Ben yapabileceğim bir şey varsa onu yapmaya çalışıyorum. Mesela şu başıma çok gelmiştir: Belediyeler, kurumlar seminere çağırıyor. Salonda bazen birkaç kişi oluyor. Oraya gelmek için ben kaç saat yol gelmişim, vakit ayırmışım ama ben hep şöyle baktım: Salonda yüz kişi olur ama kimseye ilham olmazsın, belki 5 kişi olduğunda birinin hayatına dokunursun. İşte o zaman benim vaktim bereketli geçmiş olur. Kime neyin ilham olacağını ben bilemem, belki de bana olacaktır.
Yani evet ben Tanzanya’da elimin değdiği yerlere katkıda bulunmaya çalışıyorum ama onların da bana katkısı var. Katkıdan kastettiğim şeyler daha çok kendi karakterimle alakalı farkındalıklar oluyor. Mesela törpülemem gereken bir özellik veya değiştirmem gereken bir şey. Mesela ben eşimle olan evliliğime de öyle bakıyorum. Elhamdülillah uyumlu bir evliliğimiz var. Tabii ben ara ara bir Türk kadını olarak atarlanabiliyorum, o da Masaili bir eş olarak beni sineye çekebiliyor. ☺
Genelde Türkler yardım faaliyetleri kapsamında bir ülkeye gittiğinde; insanlar bizim oraya her şeyi bilen olarak gittiğimiz ve onlara öğrettiğimiz düşüncesine kapılabiliyorlar. Bana şöyle bazı mesajlar geliyor “Sevde abla oradakilere dolma yapmayı öğretsene.” Onlarda biber, yemeğin yanına sos diye kullanılıyor. Bu benim kültürüm, o onun kültürü niye ona öğretmek zorundayım? Biz dünyanın en iyi yemeğini yapıyoruz ve onu öğretmek zorundayız (!) Mesela geçen de biri yazmış ki “Sevde Hanım neden çatal bıçakla yemeyi öğretmiyorsunuz?”. O onun kültürü, neden müdahale edelim? Biri gelip bize Anadoludaki kadınlara şalvar yerine pantolon giymesini söylese hoş olmaz. Avrupalının Afrikalılara yaptığını kültürlerine, hayat tarzlarına müdahale ettikleri için baskı olarak görüyoruz ama farkında olmadan biz de bazen aynısını yapıyoruz. Onun bambaşka bir hayat tarzı, kültürü var. Biz kendimizi biraz daha öğretici, tepeden görüyoruz. Bu bakış açısıyla bazen insanları istemeden incitiyoruz.

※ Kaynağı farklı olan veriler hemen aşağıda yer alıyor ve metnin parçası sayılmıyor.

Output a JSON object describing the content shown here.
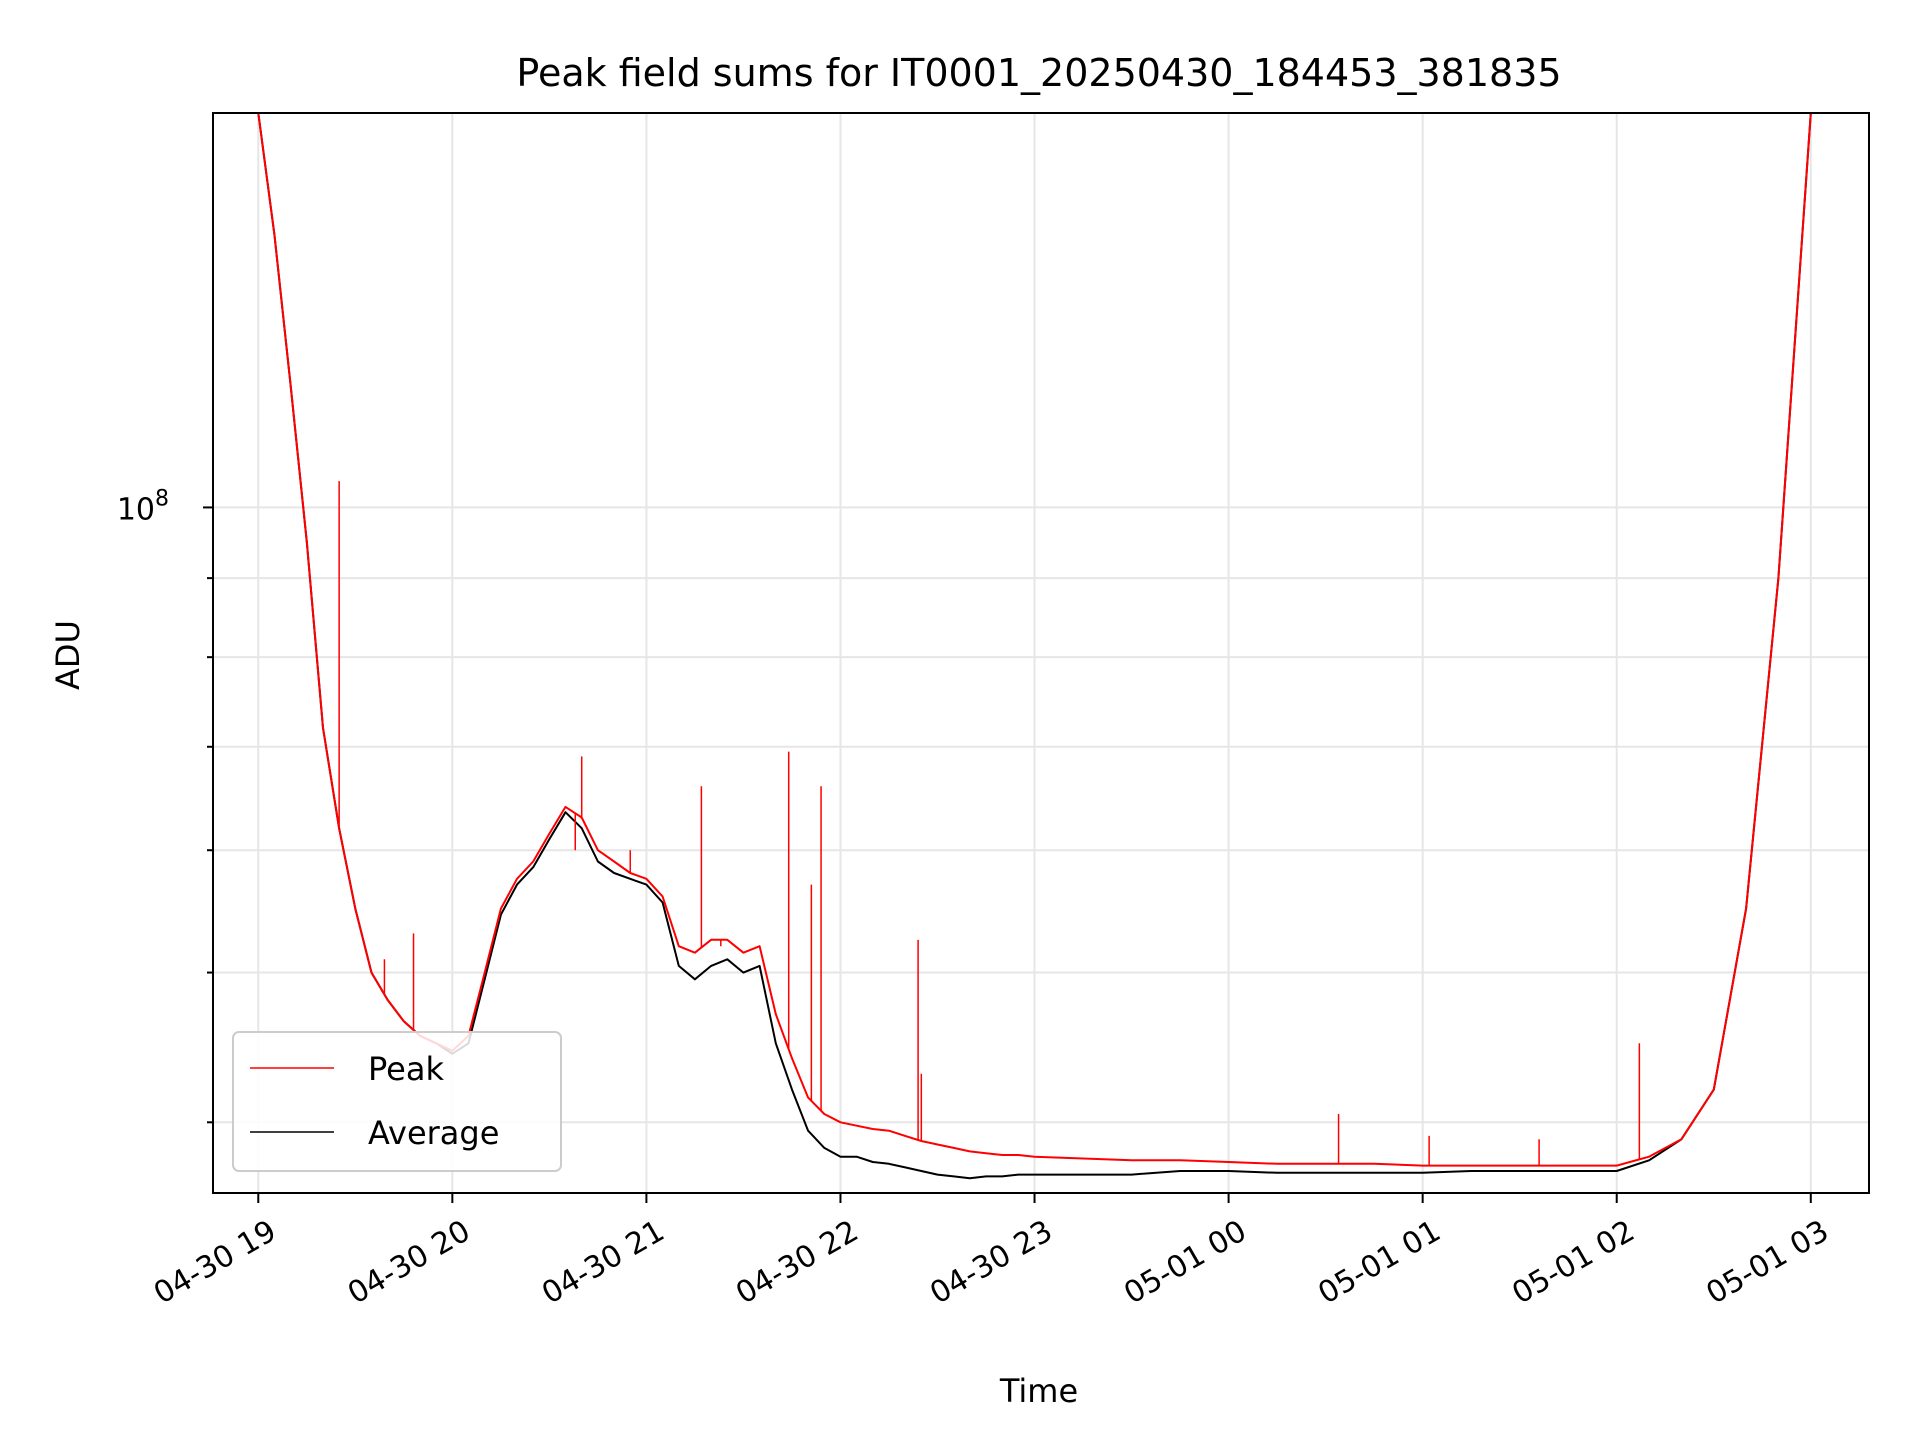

Örneğin 15 metrekarelik evlere ziyaretlere gidiyorlar. İnsanlar orada yaşayanlar için çok üzülüyor. Bunu da aşırı belli ediyorlar. Ev sahipleri de gelenlerin bu tavırlarını anlamlandıramıyor çünkü bu insanların normali o. Daha iyi bir evin eksikliğini hissetmiyor, çünkü öyle bir evin varlığından haberi yok. Biz kurtarıcı değiliz, biz burada paylaşmakla görevliyiz. Benim öğreneceklerim var, ben onları öğreneceğim. Sevde olarak benim sorumluluğum kendi tekâmül yolculuğumda eksiklerimi gidermek. Allah benim elim vasıtasıyla birine bir şeyi ikram ediyorsa o ikram benden değil. Sadece benden geliyor ve geçiyor. Biz bir yerlere yardım götürürken bir şeyleri onlara dikte etmeye ve onların hayat tarzını tamamen değiştirmeye gitmiyoruz. Beraber hayatı paylaşmaya gidiyoruz.
Yani Sevde Sevan olarak sizin tekâmül yolculuğunuzda Afrika’dan alacaklarınız varmış…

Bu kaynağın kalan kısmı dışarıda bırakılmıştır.